Simon was not fond of the idea. Not in the slightest. He lingered in the far corner of the training yard, posture stiff and unyielding, arms crossed over his broad chest as if to form a barricade between himself and the world. The gravel crunched faintly beneath his boots whenever he shifted his weight, but otherwise he was still, a statue carved out of shadow and silence. His cropped blond ears twitched now and then, betraying the irritation simmering just beneath the surface.
His gaze was locked on them—{{user}}, the new transfer. Another hybrid, fresh to Task Force 141, and already Price had decided they’d be paired together. Why? Simon couldn’t fathom. He’d built a career, a life, on the simple truth that he worked better alone. Cleaner. Quieter. Adding another hybrid into the equation wasn’t just unnecessary—it was a complication he didn’t ask for.
Especially someone like them.
Simon’s dark brown eyes tracked their every movement with sharp precision. They stood a few meters away, speaking animatedly with Soap and Gaz, their hands moving as if the air itself needed to feel their words. Their energy radiated outward, golden and persistent, like sunlight refusing to be dimmed even in the gray, cold landscape of the base. Their ears—whatever animal blood they carried—twitched in tune with their emotions, and their tail swayed with unrestrained enthusiasm. When they laughed, the sound carried across the yard, a warm, melodic chime that pierced through the otherwise heavy stillness of the compound.
Simon scowled beneath his mask, the muscles in his jaw tightening. Sunshine types like them didn’t last long in this line of work. Bright things burned out fast.
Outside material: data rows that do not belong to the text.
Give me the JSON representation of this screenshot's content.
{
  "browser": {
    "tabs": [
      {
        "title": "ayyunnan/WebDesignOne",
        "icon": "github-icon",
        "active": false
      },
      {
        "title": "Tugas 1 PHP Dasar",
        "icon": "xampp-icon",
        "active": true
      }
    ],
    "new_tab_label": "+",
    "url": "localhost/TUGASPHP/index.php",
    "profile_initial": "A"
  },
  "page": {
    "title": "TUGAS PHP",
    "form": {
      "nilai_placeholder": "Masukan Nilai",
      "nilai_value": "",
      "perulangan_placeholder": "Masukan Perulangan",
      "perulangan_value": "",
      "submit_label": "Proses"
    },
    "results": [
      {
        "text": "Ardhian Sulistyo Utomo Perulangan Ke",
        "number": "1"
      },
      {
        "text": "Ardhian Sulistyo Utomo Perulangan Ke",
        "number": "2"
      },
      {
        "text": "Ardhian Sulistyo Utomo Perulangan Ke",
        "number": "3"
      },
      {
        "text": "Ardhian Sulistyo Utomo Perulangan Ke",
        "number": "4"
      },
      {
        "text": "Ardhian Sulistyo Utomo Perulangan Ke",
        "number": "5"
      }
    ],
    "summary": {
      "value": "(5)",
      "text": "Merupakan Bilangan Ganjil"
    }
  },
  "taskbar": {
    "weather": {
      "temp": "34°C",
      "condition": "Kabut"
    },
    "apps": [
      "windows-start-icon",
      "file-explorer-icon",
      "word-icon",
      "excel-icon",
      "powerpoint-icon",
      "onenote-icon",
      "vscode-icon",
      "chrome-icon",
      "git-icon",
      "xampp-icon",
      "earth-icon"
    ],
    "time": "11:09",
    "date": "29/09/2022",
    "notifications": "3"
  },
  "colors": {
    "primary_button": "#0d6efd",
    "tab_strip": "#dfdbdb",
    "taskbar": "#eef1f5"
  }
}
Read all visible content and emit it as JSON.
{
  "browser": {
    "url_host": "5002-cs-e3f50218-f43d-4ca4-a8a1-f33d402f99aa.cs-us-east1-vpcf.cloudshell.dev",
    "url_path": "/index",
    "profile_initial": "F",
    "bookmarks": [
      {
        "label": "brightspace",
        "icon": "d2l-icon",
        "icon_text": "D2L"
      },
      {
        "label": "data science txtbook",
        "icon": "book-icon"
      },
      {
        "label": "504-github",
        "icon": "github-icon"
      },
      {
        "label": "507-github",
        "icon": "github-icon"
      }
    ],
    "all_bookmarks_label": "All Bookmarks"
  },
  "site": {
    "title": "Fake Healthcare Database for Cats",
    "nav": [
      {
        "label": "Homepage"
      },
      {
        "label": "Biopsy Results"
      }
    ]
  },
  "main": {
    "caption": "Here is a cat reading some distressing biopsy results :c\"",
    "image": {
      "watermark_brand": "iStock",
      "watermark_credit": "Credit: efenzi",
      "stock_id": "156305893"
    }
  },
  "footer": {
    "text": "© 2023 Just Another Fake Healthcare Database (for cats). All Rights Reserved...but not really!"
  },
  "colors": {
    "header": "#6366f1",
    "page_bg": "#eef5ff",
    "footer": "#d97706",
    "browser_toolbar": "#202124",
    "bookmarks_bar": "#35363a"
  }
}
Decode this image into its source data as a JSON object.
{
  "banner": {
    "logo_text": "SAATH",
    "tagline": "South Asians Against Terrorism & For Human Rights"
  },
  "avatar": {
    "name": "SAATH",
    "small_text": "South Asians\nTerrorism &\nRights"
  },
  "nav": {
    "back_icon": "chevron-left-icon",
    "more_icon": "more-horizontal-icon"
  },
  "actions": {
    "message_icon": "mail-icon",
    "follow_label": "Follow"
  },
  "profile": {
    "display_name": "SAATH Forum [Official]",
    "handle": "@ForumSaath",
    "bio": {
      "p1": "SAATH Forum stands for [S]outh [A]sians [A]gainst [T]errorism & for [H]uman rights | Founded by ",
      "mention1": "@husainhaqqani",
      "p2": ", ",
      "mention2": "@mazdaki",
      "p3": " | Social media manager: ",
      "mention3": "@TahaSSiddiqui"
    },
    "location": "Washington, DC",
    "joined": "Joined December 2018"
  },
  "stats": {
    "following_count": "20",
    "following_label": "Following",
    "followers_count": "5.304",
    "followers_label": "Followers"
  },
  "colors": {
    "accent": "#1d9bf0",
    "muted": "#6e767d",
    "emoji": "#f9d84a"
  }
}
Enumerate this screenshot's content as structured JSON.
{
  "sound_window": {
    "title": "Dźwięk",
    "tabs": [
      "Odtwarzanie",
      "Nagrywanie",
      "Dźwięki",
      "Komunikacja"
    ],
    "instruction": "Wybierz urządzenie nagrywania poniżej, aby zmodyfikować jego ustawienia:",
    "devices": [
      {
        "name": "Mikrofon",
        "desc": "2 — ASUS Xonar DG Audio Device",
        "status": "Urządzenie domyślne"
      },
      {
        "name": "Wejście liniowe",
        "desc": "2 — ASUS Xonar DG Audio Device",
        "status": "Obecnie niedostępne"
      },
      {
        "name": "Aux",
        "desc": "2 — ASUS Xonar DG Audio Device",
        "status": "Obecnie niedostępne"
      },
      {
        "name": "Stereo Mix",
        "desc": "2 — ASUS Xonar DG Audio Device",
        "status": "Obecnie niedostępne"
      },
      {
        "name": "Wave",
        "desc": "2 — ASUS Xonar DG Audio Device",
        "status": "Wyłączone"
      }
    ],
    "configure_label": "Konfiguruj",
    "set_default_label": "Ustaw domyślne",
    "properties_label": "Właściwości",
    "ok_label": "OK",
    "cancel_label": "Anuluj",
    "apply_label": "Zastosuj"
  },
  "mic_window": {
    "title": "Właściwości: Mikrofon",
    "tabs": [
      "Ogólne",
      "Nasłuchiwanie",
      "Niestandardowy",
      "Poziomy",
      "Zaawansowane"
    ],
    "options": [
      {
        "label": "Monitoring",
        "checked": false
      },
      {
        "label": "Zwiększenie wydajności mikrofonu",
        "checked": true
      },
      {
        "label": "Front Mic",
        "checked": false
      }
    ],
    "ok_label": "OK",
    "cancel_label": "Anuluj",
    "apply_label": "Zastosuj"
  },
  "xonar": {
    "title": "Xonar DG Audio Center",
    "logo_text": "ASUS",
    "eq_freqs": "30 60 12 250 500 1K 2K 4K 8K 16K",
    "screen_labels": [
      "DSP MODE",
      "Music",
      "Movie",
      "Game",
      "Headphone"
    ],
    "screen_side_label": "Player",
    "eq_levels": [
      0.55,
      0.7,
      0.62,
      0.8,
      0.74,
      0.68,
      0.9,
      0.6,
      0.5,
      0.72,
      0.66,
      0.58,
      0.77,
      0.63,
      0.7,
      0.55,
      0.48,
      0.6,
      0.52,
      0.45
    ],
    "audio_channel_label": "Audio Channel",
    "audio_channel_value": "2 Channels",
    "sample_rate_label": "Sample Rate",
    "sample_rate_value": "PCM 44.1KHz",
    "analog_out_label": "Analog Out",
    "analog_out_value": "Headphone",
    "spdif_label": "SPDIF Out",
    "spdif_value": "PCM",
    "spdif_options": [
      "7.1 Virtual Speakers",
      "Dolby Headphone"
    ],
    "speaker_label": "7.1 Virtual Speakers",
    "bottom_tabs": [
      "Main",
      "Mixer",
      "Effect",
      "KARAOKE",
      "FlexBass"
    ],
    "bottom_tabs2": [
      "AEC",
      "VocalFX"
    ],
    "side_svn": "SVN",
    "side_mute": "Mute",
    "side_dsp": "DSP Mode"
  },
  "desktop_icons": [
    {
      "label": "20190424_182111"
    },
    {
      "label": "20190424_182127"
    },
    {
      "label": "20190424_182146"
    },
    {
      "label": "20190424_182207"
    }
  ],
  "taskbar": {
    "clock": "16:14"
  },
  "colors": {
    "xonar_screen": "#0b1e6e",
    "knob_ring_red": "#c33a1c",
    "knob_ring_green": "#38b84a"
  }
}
“Riley.” Price’s voice cut through his thoughts like a blade, firm and commanding. Simon’s ears swiveled back instinctively as the Captain approached with his steady, purposeful stride. Price stopped beside him, arms folded, his presence as solid and immovable as the stone walls surrounding them. “You’ve been brooding long enough. Go meet ‘em.”
“I don’t need a partner,” Simon replied flatly, the words gritted through his teeth.
“Don’t want a partner,” Price corrected without missing a beat, eyes narrowing in that way of his that left no room for debate. “Big difference. You’re getting one anyway. You’ve been in your own shadow long enough, and I think they’ll do you some good.”
A low growl rumbled in Simon’s throat, the kind of sound that usually sent green recruits scrambling, but Price didn’t even blink. Instead, the Captain placed a steady hand on Simon’s shoulder, squeezed just once—a gesture both grounding and final—before walking away with the quiet confidence of a man whose word was law.
Simon exhaled sharply through his nose, shoulders tense as his ears flattened against his head. He looked back across the yard just in time to see {{user}} breaking away from Soap and Gaz, their bright eyes already locked onto him with unsettling determination. Their tail wagged as they approached, their steps light, purposeful, almost bouncy, as though the weight of the world had never once touched them.
“Lieutenant Riley!” they called out, voice warm, unguarded, carrying a note of excitement that clashed hard with his own heavy silence. “Or should I call you Ghost? I’m {{user}}. Looks like we’re partners!”
“Looks like,” Simon grumbled, voice low and gravelly, like stones grinding together.